The first schema of Ultimate Wiktionary mark 1 may be lacking in some
respects. But the idea with UW is to have a base scheme, get acquainted
with what we do and ammend it. The base will be base and open for
improvements. The idea is to change the scheme on a regular basis based
on the experience that we gain and based on the functionality that we want.

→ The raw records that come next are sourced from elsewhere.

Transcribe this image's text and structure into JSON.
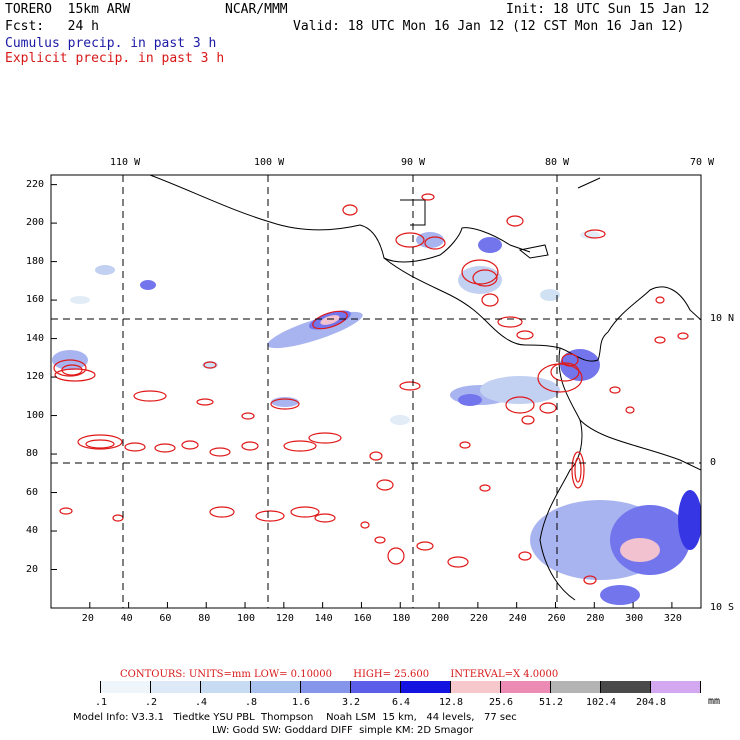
{
  "header": {
    "model": "TORERO  15km ARW",
    "center": "NCAR/MMM",
    "init": "Init: 18 UTC Sun 15 Jan 12",
    "fcst": "Fcst:   24 h",
    "valid": "Valid: 18 UTC Mon 16 Jan 12 (12 CST Mon 16 Jan 12)",
    "field1": "Cumulus precip. in past 3 h",
    "field2": "Explicit precip. in past 3 h"
  },
  "map": {
    "lon_labels": [
      "110 W",
      "100 W",
      "90 W",
      "80 W",
      "70 W"
    ],
    "lat_labels": [
      "10 N",
      "0",
      "10 S"
    ],
    "y_ticks": [
      "220",
      "200",
      "180",
      "160",
      "140",
      "120",
      "100",
      "80",
      "60",
      "40",
      "20"
    ],
    "x_ticks": [
      "20",
      "40",
      "60",
      "80",
      "100",
      "120",
      "140",
      "160",
      "180",
      "200",
      "220",
      "240",
      "260",
      "280",
      "300",
      "320"
    ]
  },
  "contours": {
    "units": "CONTOURS:  UNITS=mm  LOW= 0.10000",
    "high": "HIGH=  25.600",
    "interval": "INTERVAL=X  4.0000"
  },
  "colorbar": {
    "labels": [
      ".1",
      ".2",
      ".4",
      ".8",
      "1.6",
      "3.2",
      "6.4",
      "12.8",
      "25.6",
      "51.2",
      "102.4",
      "204.8"
    ],
    "unit": "mm",
    "colors": [
      "#ffffff",
      "#eef5fb",
      "#dde9f6",
      "#c7dcf2",
      "#a9c3ee",
      "#8495ea",
      "#5a5ee8",
      "#1414e0",
      "#f6c8cc",
      "#ec8cb4",
      "#b4b4b4",
      "#4a4a4a",
      "#d4a8f0"
    ]
  },
  "footer": {
    "line1": "Model Info: V3.3.1   Tiedtke YSU PBL  Thompson    Noah LSM  15 km,   44 levels,   77 sec",
    "line2": "LW: Godd SW: Goddard DIFF  simple KM: 2D Smagor"
  }
}
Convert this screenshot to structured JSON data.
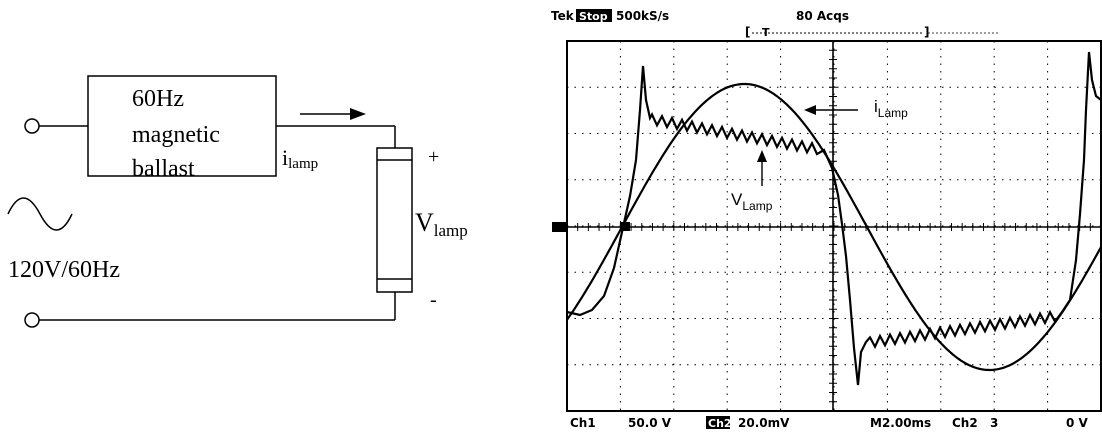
{
  "circuit": {
    "ballast_line1": "60Hz",
    "ballast_line2": "magnetic",
    "ballast_line3": "ballast",
    "current_label_main": "i",
    "current_label_sub": "lamp",
    "voltage_label_main": "V",
    "voltage_label_sub": "lamp",
    "plus_sign": "+",
    "minus_sign": "-",
    "source_label": "120V/60Hz"
  },
  "scope": {
    "header_brand": "Tek",
    "header_mode": "Stop",
    "header_rate": "500kS/s",
    "header_acqs": "80 Acqs",
    "trigger_mark": "T",
    "ch1_label": "Ch1",
    "ch1_scale": "50.0 V",
    "ch2_label": "Ch2",
    "ch2_scale": "20.0mV",
    "timebase": "M2.00ms",
    "trig_source": "Ch2",
    "trig_level": "0 V",
    "marker_ch": "3",
    "annotation_current_main": "i",
    "annotation_current_sub": "Lamp",
    "annotation_voltage_main": "V",
    "annotation_voltage_sub": "Lamp"
  }
}
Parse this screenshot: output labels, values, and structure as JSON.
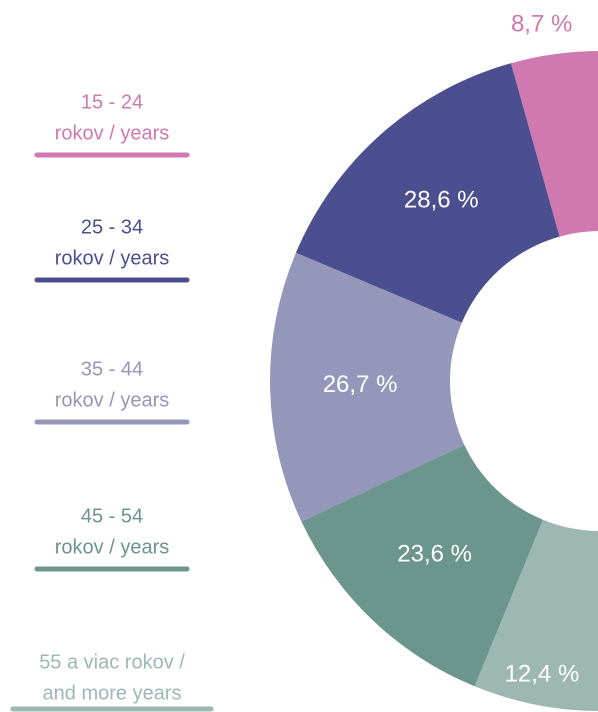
{
  "chart_data": {
    "type": "donut",
    "categories": [
      [
        "15 - 24",
        "rokov / years"
      ],
      [
        "25 - 34",
        "rokov / years"
      ],
      [
        "35 - 44",
        "rokov / years"
      ],
      [
        "45 - 54",
        "rokov / years"
      ],
      [
        "55 a viac rokov /",
        "and more years"
      ]
    ],
    "values": [
      8.7,
      28.6,
      26.7,
      23.6,
      12.4
    ],
    "value_labels": [
      "8,7 %",
      "28,6 %",
      "26,7 %",
      "23,6 %",
      "12,4 %"
    ],
    "colors": [
      "#cf79b0",
      "#4b4f8f",
      "#9497ba",
      "#6b958d",
      "#9db8b2"
    ]
  }
}
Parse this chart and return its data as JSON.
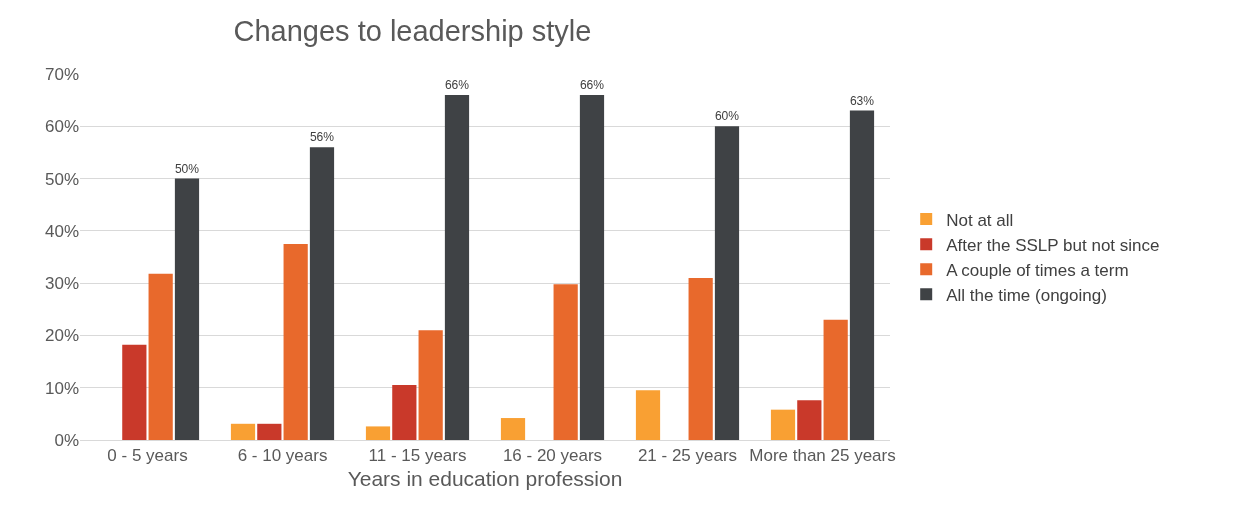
{
  "chart_data": {
    "type": "bar",
    "title": "Changes to leadership style",
    "xlabel": "Years in education profession",
    "categories": [
      "0 - 5 years",
      "6 - 10 years",
      "11 - 15 years",
      "16 - 20 years",
      "21 - 25 years",
      "More than 25 years"
    ],
    "series": [
      {
        "name": "Not at all",
        "color": "#f9a033",
        "values": [
          null,
          3.1,
          2.6,
          4.2,
          9.5,
          5.8
        ]
      },
      {
        "name": "After the SSLP but not since",
        "color": "#c9392a",
        "values": [
          18.2,
          3.1,
          10.5,
          null,
          null,
          7.6
        ]
      },
      {
        "name": "A couple of times a term",
        "color": "#e8692c",
        "values": [
          31.8,
          37.5,
          21,
          29.8,
          31,
          23
        ]
      },
      {
        "name": "All the time (ongoing)",
        "color": "#3f4245",
        "values": [
          50,
          56,
          66,
          66,
          60,
          63
        ],
        "value_labels": [
          "50%",
          "56%",
          "66%",
          "66%",
          "60%",
          "63%"
        ]
      }
    ],
    "ylim": [
      0,
      70
    ],
    "yticks": [
      {
        "value": 0,
        "label": "0%"
      },
      {
        "value": 10,
        "label": "10%"
      },
      {
        "value": 20,
        "label": "20%"
      },
      {
        "value": 30,
        "label": "30%"
      },
      {
        "value": 40,
        "label": "40%"
      },
      {
        "value": 50,
        "label": "50%"
      },
      {
        "value": 60,
        "label": "60%"
      },
      {
        "value": 70,
        "label": "70%"
      }
    ],
    "grid": "y",
    "legend": "right"
  }
}
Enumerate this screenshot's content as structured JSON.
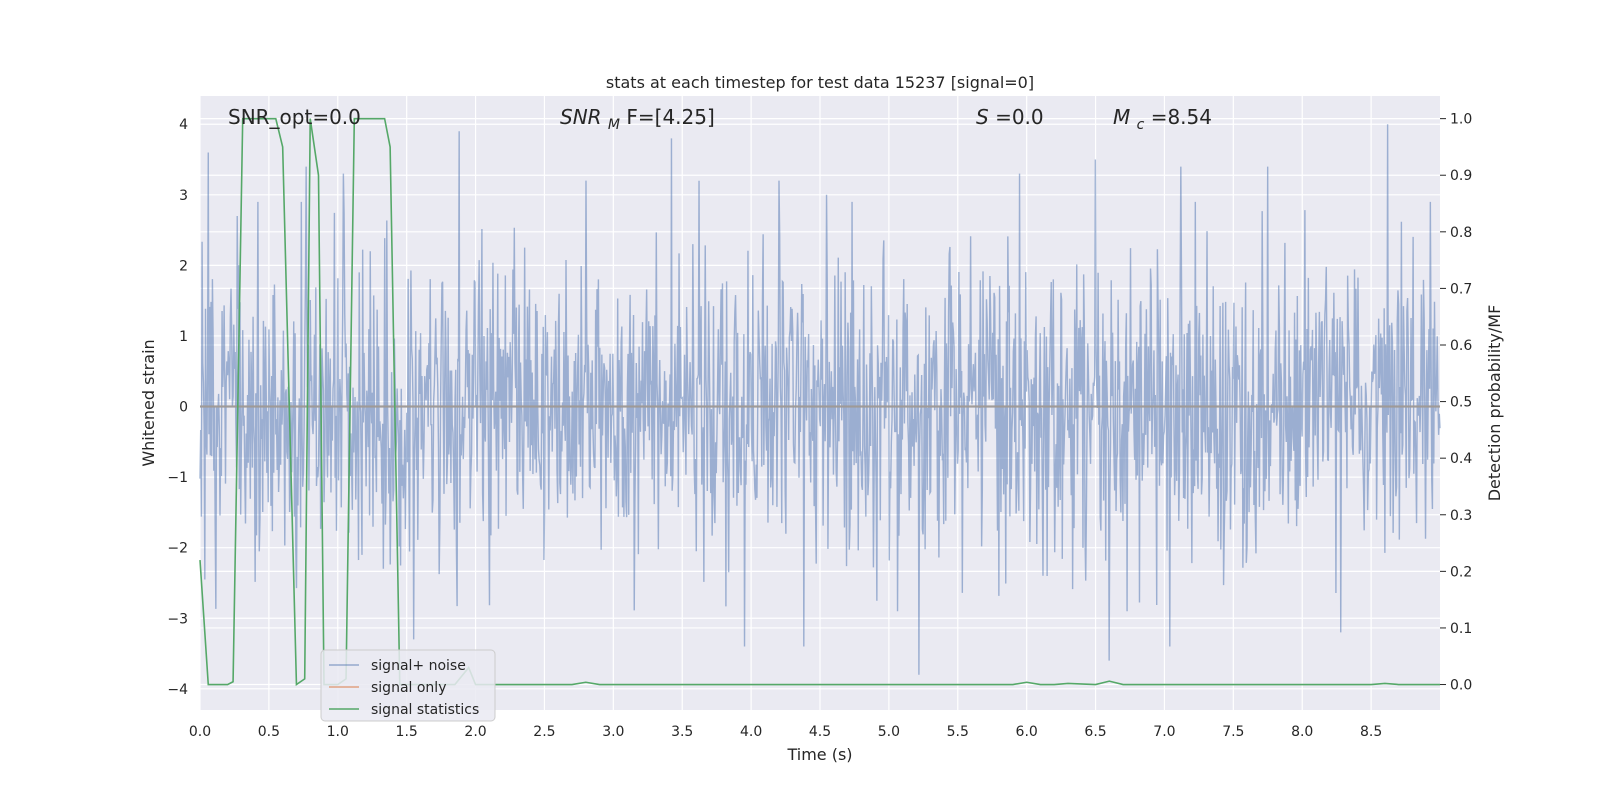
{
  "chart_data": {
    "type": "line",
    "title": "stats at each timestep for test data 15237 [signal=0]",
    "xlabel": "Time (s)",
    "ylabel_left": "Whitened strain",
    "ylabel_right": "Detection probability/MF",
    "xlim": [
      0,
      9.0
    ],
    "ylim_left": [
      -4.3,
      4.4
    ],
    "ylim_right": [
      -0.045,
      1.04
    ],
    "x_ticks": [
      "0.0",
      "0.5",
      "1.0",
      "1.5",
      "2.0",
      "2.5",
      "3.0",
      "3.5",
      "4.0",
      "4.5",
      "5.0",
      "5.5",
      "6.0",
      "6.5",
      "7.0",
      "7.5",
      "8.0",
      "8.5"
    ],
    "x_tick_values": [
      0,
      0.5,
      1,
      1.5,
      2,
      2.5,
      3,
      3.5,
      4,
      4.5,
      5,
      5.5,
      6,
      6.5,
      7,
      7.5,
      8,
      8.5
    ],
    "y_left_ticks": [
      "4",
      "3",
      "2",
      "1",
      "0",
      "−1",
      "−2",
      "−3",
      "−4"
    ],
    "y_left_tick_values": [
      4,
      3,
      2,
      1,
      0,
      -1,
      -2,
      -3,
      -4
    ],
    "y_right_ticks": [
      "1.0",
      "0.9",
      "0.8",
      "0.7",
      "0.6",
      "0.5",
      "0.4",
      "0.3",
      "0.2",
      "0.1",
      "0.0"
    ],
    "y_right_tick_values": [
      1.0,
      0.9,
      0.8,
      0.7,
      0.6,
      0.5,
      0.4,
      0.3,
      0.2,
      0.1,
      0.0
    ],
    "grid": true,
    "annotations": {
      "snr_opt": "SNR_opt=0.0",
      "snr_mf_base": "SNR",
      "snr_mf_sub": "M",
      "snr_mf_rest": "F=[4.25]",
      "s_var": "S",
      "s_rest": "=0.0",
      "mc_base": "M",
      "mc_sub": "c",
      "mc_rest": "=8.54"
    },
    "legend": {
      "placement": "lower-left",
      "entries": [
        "signal+ noise",
        "signal only",
        "signal statistics"
      ]
    },
    "series": [
      {
        "name": "signal+ noise",
        "color": "#4c72b0",
        "description": "whitened noise strain, amplitude roughly -4 to 4",
        "seed": 15237,
        "x_range": [
          0,
          9.0
        ],
        "n_points": 1800,
        "amplitude_peaks": [
          [
            0.06,
            3.6
          ],
          [
            0.27,
            2.7
          ],
          [
            0.42,
            2.9
          ],
          [
            0.77,
            3.4
          ],
          [
            1.04,
            3.3
          ],
          [
            1.88,
            3.9
          ],
          [
            2.8,
            3.2
          ],
          [
            3.42,
            3.8
          ],
          [
            3.62,
            3.2
          ],
          [
            4.2,
            3.2
          ],
          [
            4.55,
            3.0
          ],
          [
            5.95,
            3.3
          ],
          [
            6.5,
            3.5
          ],
          [
            7.12,
            3.4
          ],
          [
            7.75,
            3.4
          ],
          [
            8.62,
            4.0
          ],
          [
            8.93,
            2.9
          ],
          [
            5.22,
            -3.8
          ],
          [
            3.95,
            -3.4
          ],
          [
            4.38,
            -3.4
          ],
          [
            6.6,
            -3.6
          ],
          [
            7.04,
            -3.4
          ],
          [
            8.28,
            -3.2
          ],
          [
            1.55,
            -3.3
          ]
        ]
      },
      {
        "name": "signal only",
        "color": "#dd8452",
        "values_constant": 0.0
      },
      {
        "name": "signal statistics",
        "color": "#55a868",
        "x": [
          0.0,
          0.06,
          0.2,
          0.24,
          0.31,
          0.55,
          0.6,
          0.7,
          0.76,
          0.8,
          0.86,
          0.9,
          1.0,
          1.06,
          1.12,
          1.34,
          1.38,
          1.45,
          1.85,
          1.95,
          2.0,
          2.7,
          2.8,
          2.9,
          5.9,
          6.0,
          6.1,
          6.2,
          6.3,
          6.5,
          6.6,
          6.7,
          8.5,
          8.6,
          8.7,
          9.0
        ],
        "y": [
          0.22,
          0.0,
          0.0,
          0.005,
          1.0,
          1.0,
          0.95,
          0.0,
          0.01,
          1.0,
          0.9,
          0.0,
          0.0,
          0.01,
          1.0,
          1.0,
          0.95,
          0.0,
          0.0,
          0.03,
          0.0,
          0.0,
          0.004,
          0.0,
          0.0,
          0.004,
          0.0,
          0.0,
          0.002,
          0.0,
          0.006,
          0.0,
          0.0,
          0.002,
          0.0,
          0.0
        ]
      }
    ]
  }
}
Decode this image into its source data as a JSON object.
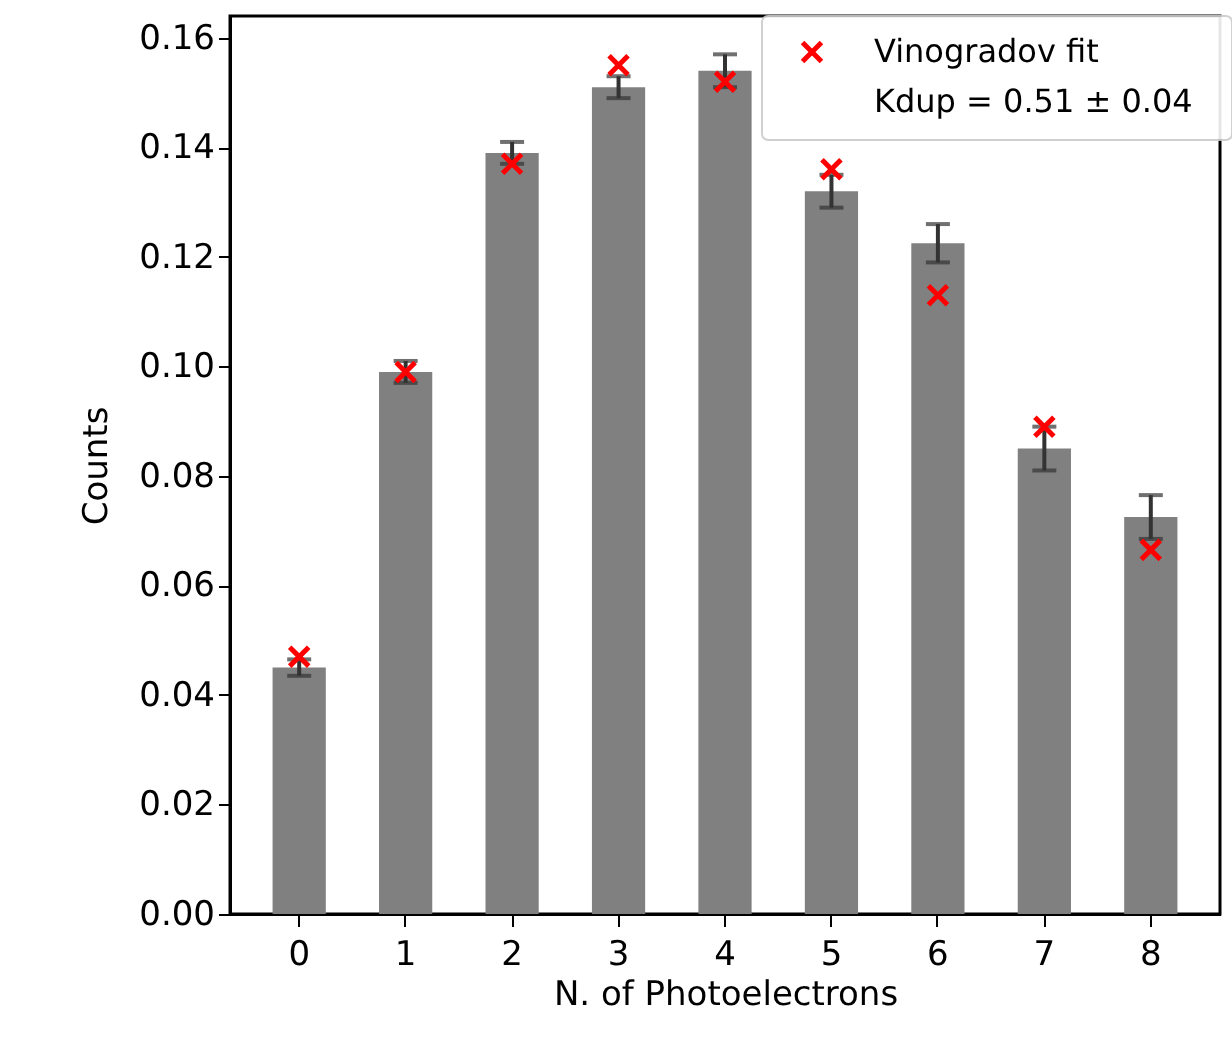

At this moment in time we are building up to the moment where we DO
start talking schema's in earnest. So if you have proposals as to an
EAGLES standard the handling of equivalence lists semantic fields this
is the time to propose.
Please publish on META and use the category "Wiktionary"
Thanks,
GerardM
>>>Are there objections from old-school wiktionarians to the ultimate
wiktionary plans? Is it possible that we could address these objections
through code?
I've been an active administrator on Wiktionary for some months now. But
only recently subscribed to the mailing list - only just noticing that such
a thing exists.
So this discussion of the Ultimate Wiktionary comes as a complete surprise
to me.
Which is even more alarming as somewhere in Wiki-.org land there is clearly
a policy that all changes etc must be notified and approved through the web
site. The mailing list is only an ancillary means of communication.
So I would suggest whoever is managing the idea of change needs to lift
their game in keeping the active Wiktionary community informed.